The fan series Star Trek: New Voyages has featured three actors in the role of Spock. Spock was portrayed by Jeffrey Quinn for the pilot and first three episodes, by Ben Tolpin in episodes 4 and 5, and by Brandon Stacy in episodes 6 through 11. Stacy also served as a stand-in for Zachary Quinto in the 2009 Star Trek film.

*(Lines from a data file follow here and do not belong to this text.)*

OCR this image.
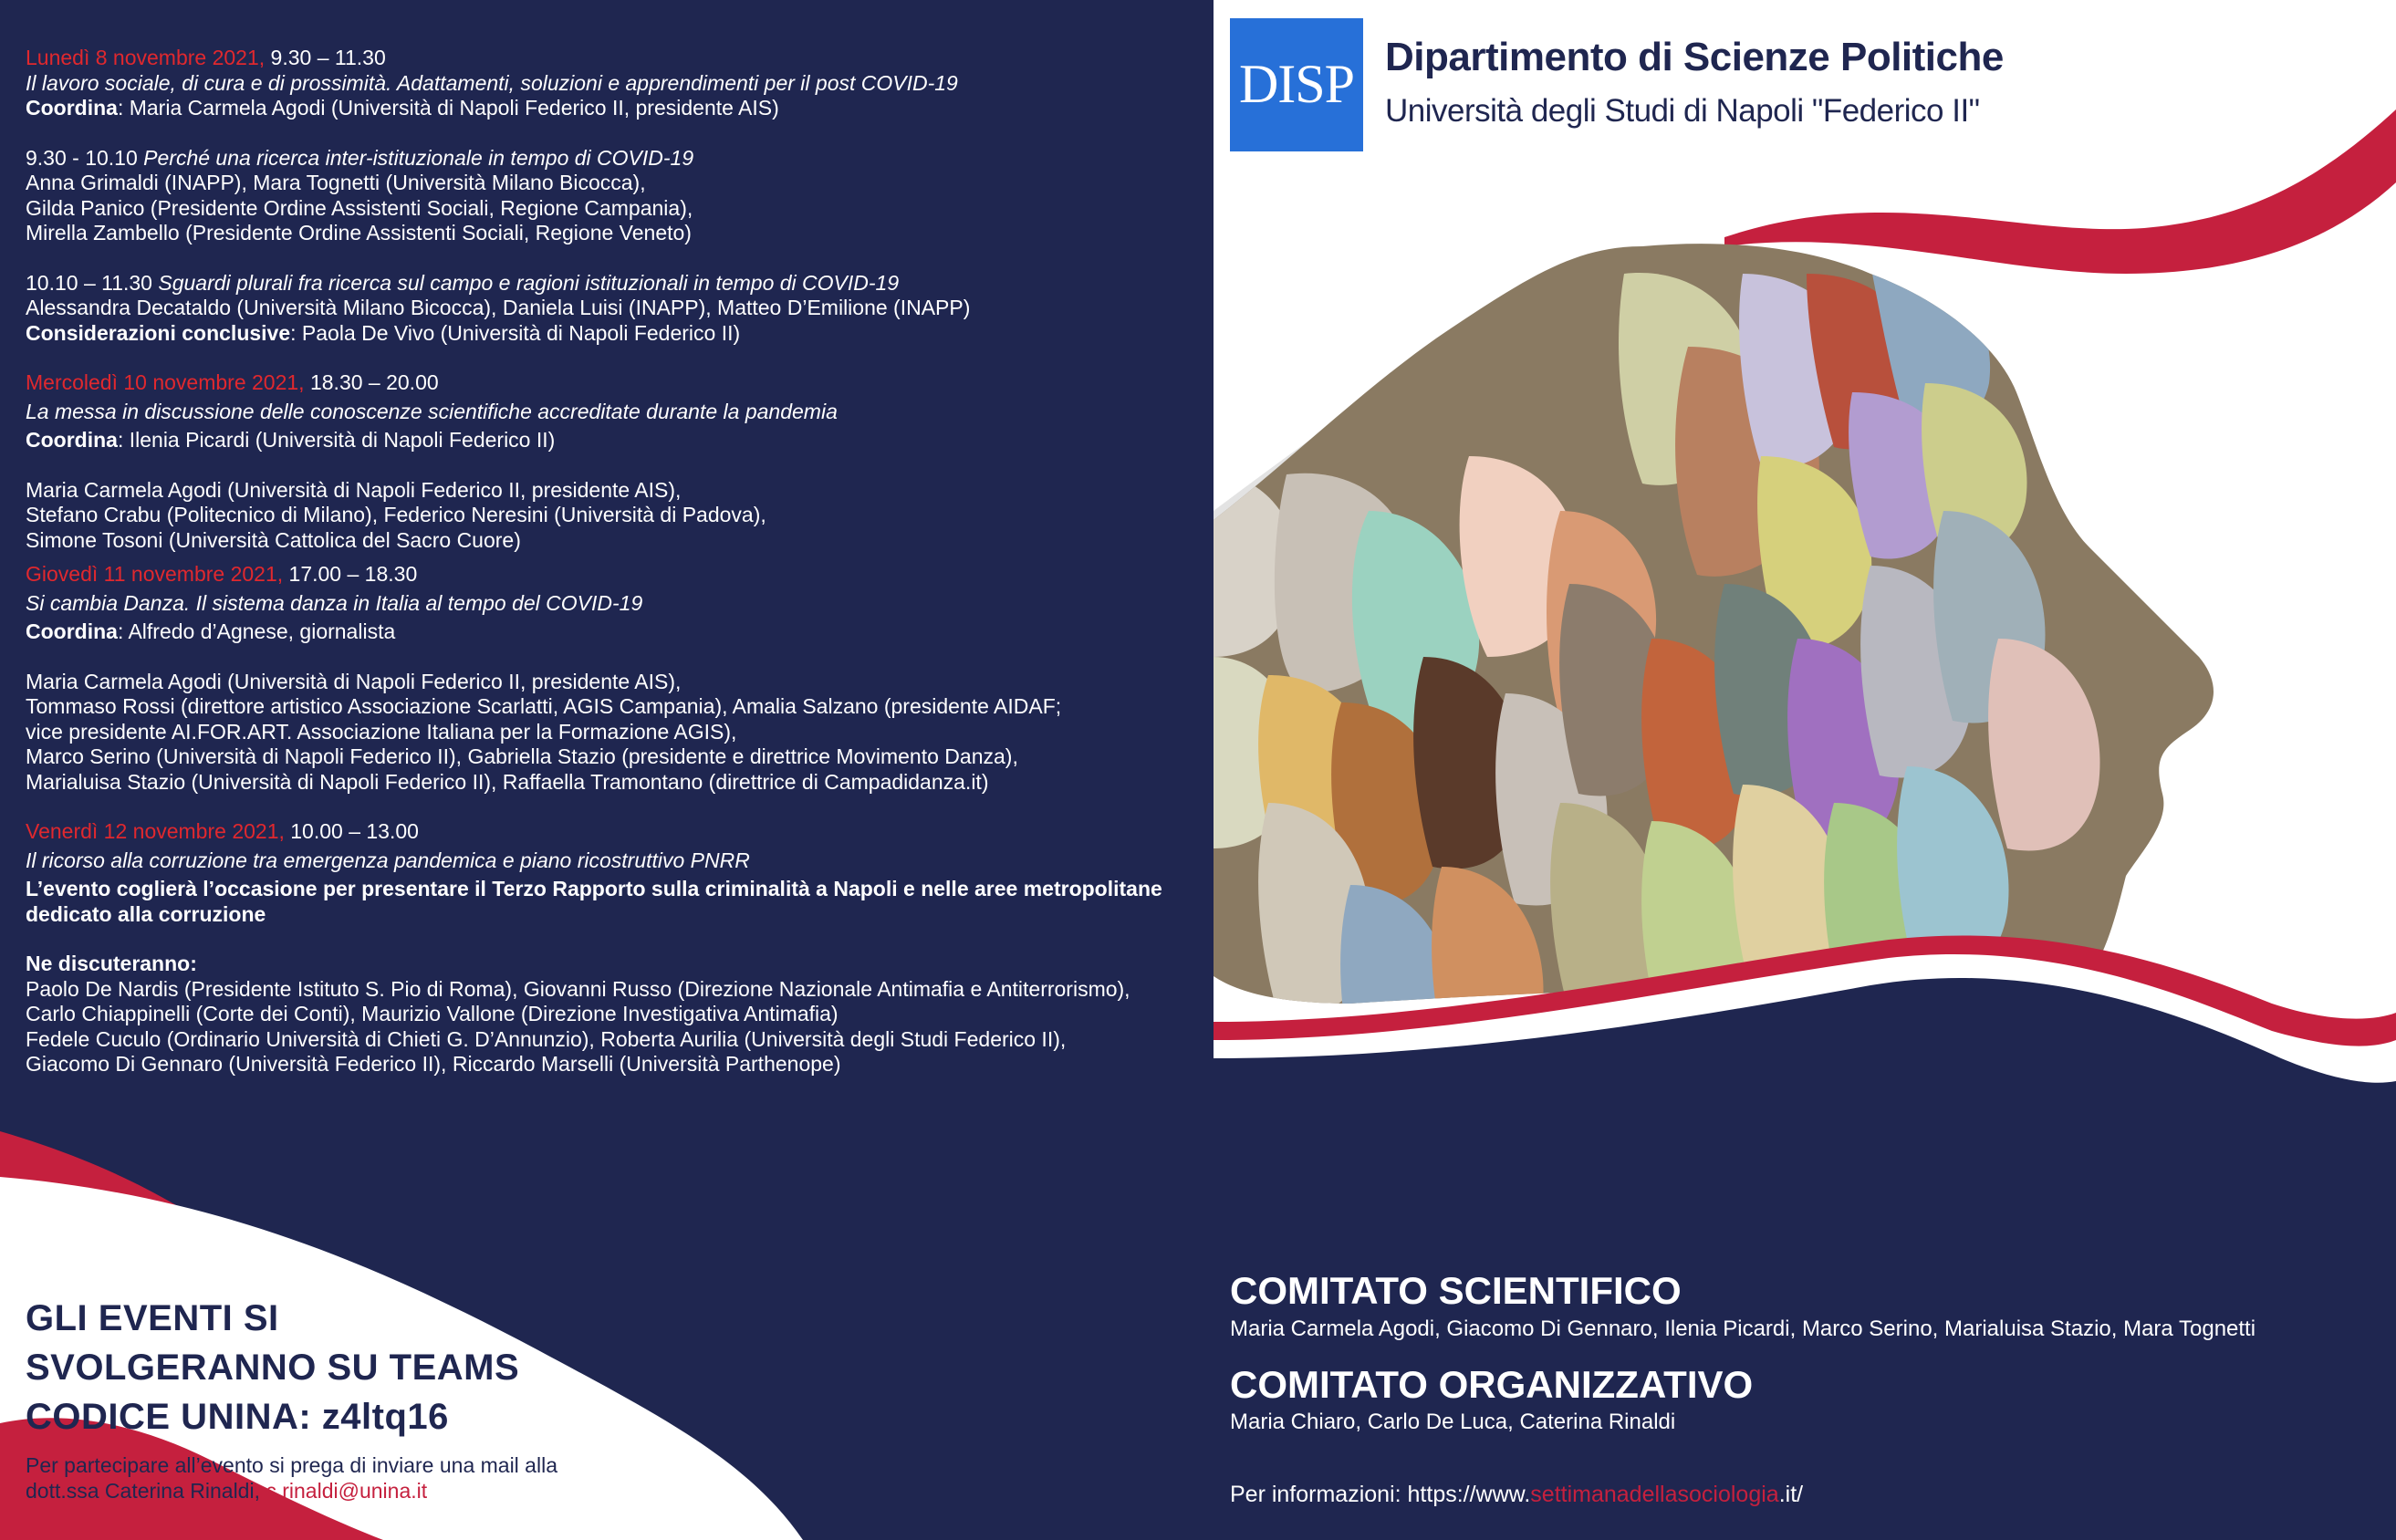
Lunedì 8 novembre 2021, 9.30 – 11.30

Il lavoro sociale, di cura e di prossimità. Adattamenti, soluzioni e apprendimenti per il post COVID-19

Coordina: Maria Carmela Agodi (Università di Napoli Federico II, presidente AIS)

9.30 - 10.10 Perché una ricerca inter-istituzionale in tempo di COVID-19

Anna Grimaldi (INAPP), Mara Tognetti (Università Milano Bicocca),

Gilda Panico (Presidente Ordine Assistenti Sociali, Regione Campania),

Mirella Zambello (Presidente Ordine Assistenti Sociali, Regione Veneto)

10.10 – 11.30 Sguardi plurali fra ricerca sul campo e ragioni istituzionali in tempo di COVID-19

Alessandra Decataldo (Università Milano Bicocca), Daniela Luisi (INAPP), Matteo D’Emilione (INAPP)

Considerazioni conclusive: Paola De Vivo (Università di Napoli Federico II)

Mercoledì 10 novembre 2021, 18.30 – 20.00

La messa in discussione delle conoscenze scientifiche accreditate durante la pandemia

Coordina: Ilenia Picardi (Università di Napoli Federico II)

Maria Carmela Agodi (Università di Napoli Federico II, presidente AIS),

Stefano Crabu (Politecnico di Milano), Federico Neresini (Università di Padova),

Simone Tosoni (Università Cattolica del Sacro Cuore)

Giovedì 11 novembre 2021, 17.00 – 18.30

Si cambia Danza. Il sistema danza in Italia al tempo del COVID-19

Coordina: Alfredo d’Agnese, giornalista

Maria Carmela Agodi (Università di Napoli Federico II, presidente AIS),

Tommaso Rossi (direttore artistico Associazione Scarlatti, AGIS Campania), Amalia Salzano (presidente AIDAF;

vice presidente AI.FOR.ART. Associazione Italiana per la Formazione AGIS),

Marco Serino (Università di Napoli Federico II), Gabriella Stazio (presidente e direttrice Movimento Danza),

Marialuisa Stazio (Università di Napoli Federico II), Raffaella Tramontano (direttrice di Campadidanza.it)

Venerdì 12 novembre 2021, 10.00 – 13.00

Il ricorso alla corruzione tra emergenza pandemica e piano ricostruttivo PNRR

L’evento coglierà l’occasione per presentare il Terzo Rapporto sulla criminalità a Napoli e nelle aree metropolitane

dedicato alla corruzione

Ne discuteranno:

Paolo De Nardis (Presidente Istituto S. Pio di Roma), Giovanni Russo (Direzione Nazionale Antimafia e Antiterrorismo),

Carlo Chiappinelli (Corte dei Conti), Maurizio Vallone (Direzione Investigativa Antimafia)

Fedele Cuculo (Ordinario Università di Chieti G. D’Annunzio), Roberta Aurilia (Università degli Studi Federico II),

Giacomo Di Gennaro (Università Federico II), Riccardo Marselli (Università Parthenope)

GLI EVENTI SI
SVOLGERANNO SU TEAMS
CODICE UNINA: z4ltq16
Per partecipare all’evento si prega di inviare una mail alla
dott.ssa Caterina Rinaldi, c.rinaldi@unina.it
COMITATO SCIENTIFICO
Maria Carmela Agodi, Giacomo Di Gennaro, Ilenia Picardi, Marco Serino, Marialuisa Stazio, Mara Tognetti
COMITATO ORGANIZZATIVO
Maria Chiaro, Carlo De Luca, Caterina Rinaldi
Per informazioni: https://www.settimanadellasociologia.it/
DISP Dipartimento di Scienze Politiche
Università degli Studi di Napoli "Federico II"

The independent online fan series Star Trek Continues featured Todd Haberkorn as Spock in three vignettes and eleven full episodes between 2013 and 2017.

In scientific illustrator Jenny Parks' 2017 book Star Trek Cats, Spock is depicted as an Oriental Shorthair.

==="Spocking" Canadian $5 notes===
There has been a practice of altering the portrait of Wilfrid Laurier, Canada's prime minister from 1896 to 1911, on Canadian five-dollar notes to look like Spock. After the death of Nimoy in 2015, there was an increase in that practice.